Today, the barriers to launching a start-up are at their lowest. With open source technology and low-cost cloud-based tools, the cost of launching a start-up today is much lower than it used to be twenty years ago. No longer do start-ups need an office or long-term contracts to launch. The best talents can be accessed with a few clicks. Even entrepreneurs who do not have the technical skills to build a product, can now launch a product by using no-code tools which may be just enough to test their start-up ideas and to potentially build traction and attract investors.
With this in mind, beginning a business needs careful planning not only for sales and marketing, but also to crucially ensure the legitimacy of the enterprise, its dealings and to eliminate the legal risks for a seedling company. Most new business owners make the biggest mistake of not engaging with legal services which frequently results in the start-up being derailed before it commences operations.
Every aspect of running a business is governed by law. Entrepreneurs are lawfully required to know about all the regulations which affects their business.
LegalRoad has compiled a list of significant legal risks faced by start-ups today.
- Incorrect selection of the appropriate legal structure at the formation of the new business
The first most important decisions for a new business owner is to select the best appropriate legal model for the start-up. The legal business model chosen can have an impact on the funding options for the company, its tax responsibilities, and the personal liability of the owners. The appropriate business model can help to save tax, protect the personal assets of the owners, and encourage investment and funding.
- Absence of a Founders or shareholders agreement
Most start-ups are the combined efforts of more than one individual known as the founders. These creators are instrumental in the inception of the new business which can close before it has had the time to realise its potential when the founders have not clearly delineated each of their roles and responsibilities. A founder’s agreement brings the founders closer by clarifying the ownership and duties of each member within the organisation as well as agreeing how the equity will be dissolved when a member wishes to exit the business.

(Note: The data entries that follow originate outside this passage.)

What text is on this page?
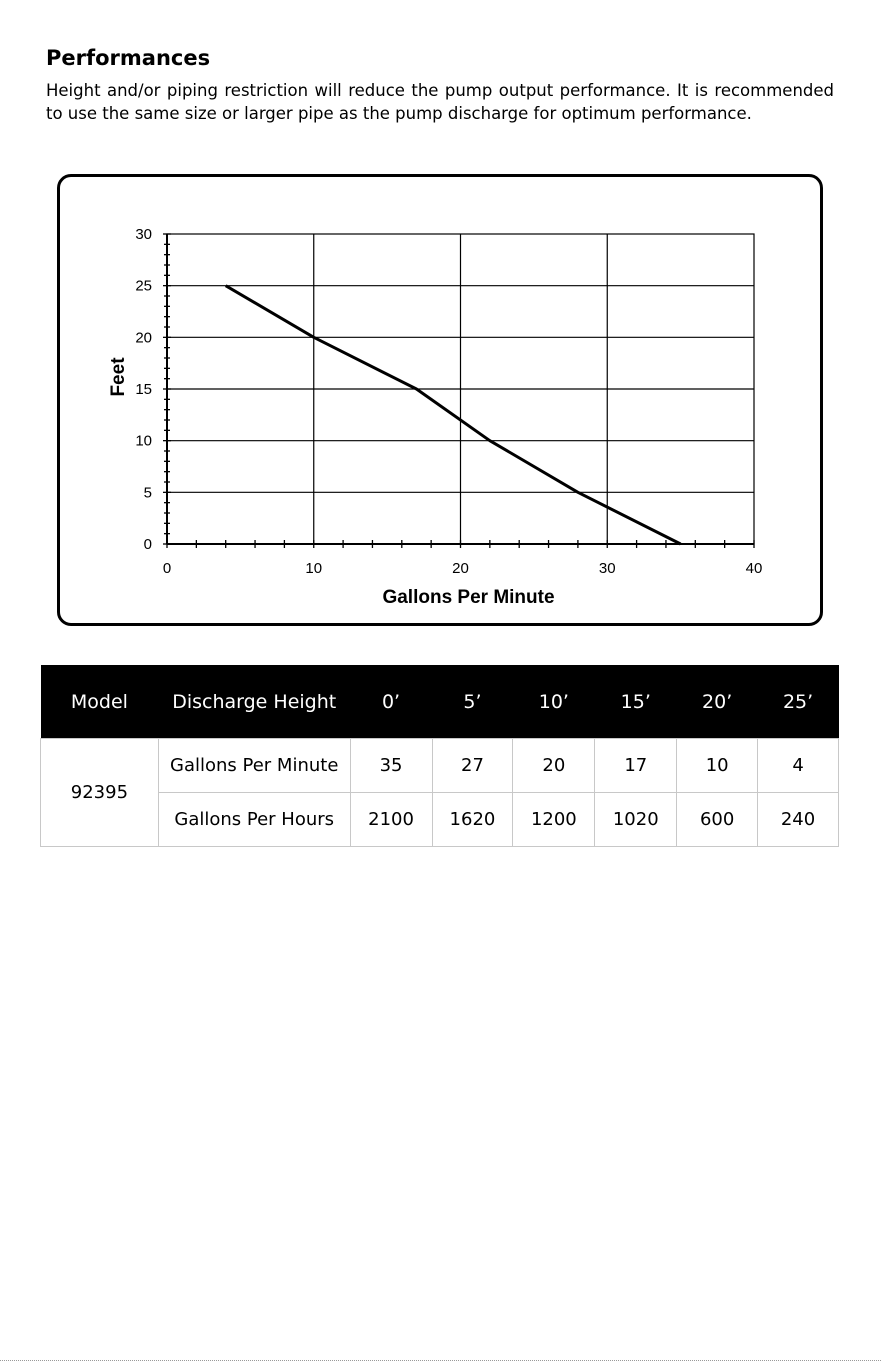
Performances

Height and/or piping restriction will reduce the pump output performance. It is recommended to use the same size or larger pipe as the pump discharge for optimum performance.

0
5
10
15
20
25
30
0	10	20	30	40
Gallons Per Minute
Feet
Model	Discharge Height	0’	5’	10’	15’	20’	25’
92395	Gallons Per Minute	35	27	20	17	10	4
	Gallons Per Hours	2100	1620	1200	1020	600	240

- Failure to protect intellectual property assets
A failure to protect a start-ups fundamental Intellectual Property (IP) assets can lead to grave financial repercussions and possible closure as the start-up lacks a categoric legal basis and financial funding to stop a potentially larger competitor from simply ‘adopting’ the start-up’s IP assets. The start-up simply has not incorporated any lawful shield to prevent such actions. From the outset the start-up must lawfully protect a unique product or idea with a patent and at the same time ensure the brand name, logo, etc. has been secured with trademarks. Copyright laws must also be adhered to secure the start-ups rights to original works of authorship for items such as software, advertising etc. Correctly obtained patents, trademarks, copyrights and authorship will help the start-up safeguard its valuable assets from unauthorised usage and protect its assets being commercially exploiting by competitors.
- Incorrect documents used for the sale of business shares
Start-up entrepreneurs sell their business shares to investors in return for funding. The sale of shares by a UK company to investors is guided by the Companies Act 2006. Using unlawful transfer documents to formalise such share sale agreements can lead to heavy financial penalties.
- Failure to have lawful business licenses
Every business act falls within the scope of legal regulations. Start-ups must know the licenses and permits they need before they commence to ensure they function within the lawful requirements of the territory they work in. Entrepreneurs may be vigil to ensure they contain risk for ever evolving regulatory and compliance environments while similarly ensuring the business objectives are achieve and budget restraints are strictly adhered.
Failure to do so can lead to regulatory non-compliance with follow on serious legal ramifications including heavy financial penalties and even business closure.
- Ignorance of applicable tax laws
Ignorance is not a defence to any breach of the law. Entrepreneurs must know about the tax laws applicable to the business model, the timings and various returns to be filed in the jurisdiction where the business is located, as well as the document filing to be maintained for tax purposes. Non-compliance of the relevant tax laws can lead to heavy financial fines and even business closure.
- Absence of employee agreements
UK businesses must navigate themselves through a maze of regulatory and compliance considerations when taking on employees. Start-ups are at a crucial development phase and cannot afford to be sloppy or careless over its employment policies, processes and agreements which set out the employee terms & conditions, duties and compensation, as well as the businesses policies on leave, employee benefits, healthcare, etc. A failure to maintain adequate employment documentation and follow regulations can lead to costly litigation claims, along with compensatory pay-outs and even the closure of the business.
- Data protection law
All contemporary UK start-ups invest in a website to promote its business. In so doing the business must ensure their website privacy policies protect all personal data as well as the fundamental rights and freedoms of persons related to that data, in accordance to UK legislation. Failure to do so may lead to costly litigation claims against the business and substantial financial penalties.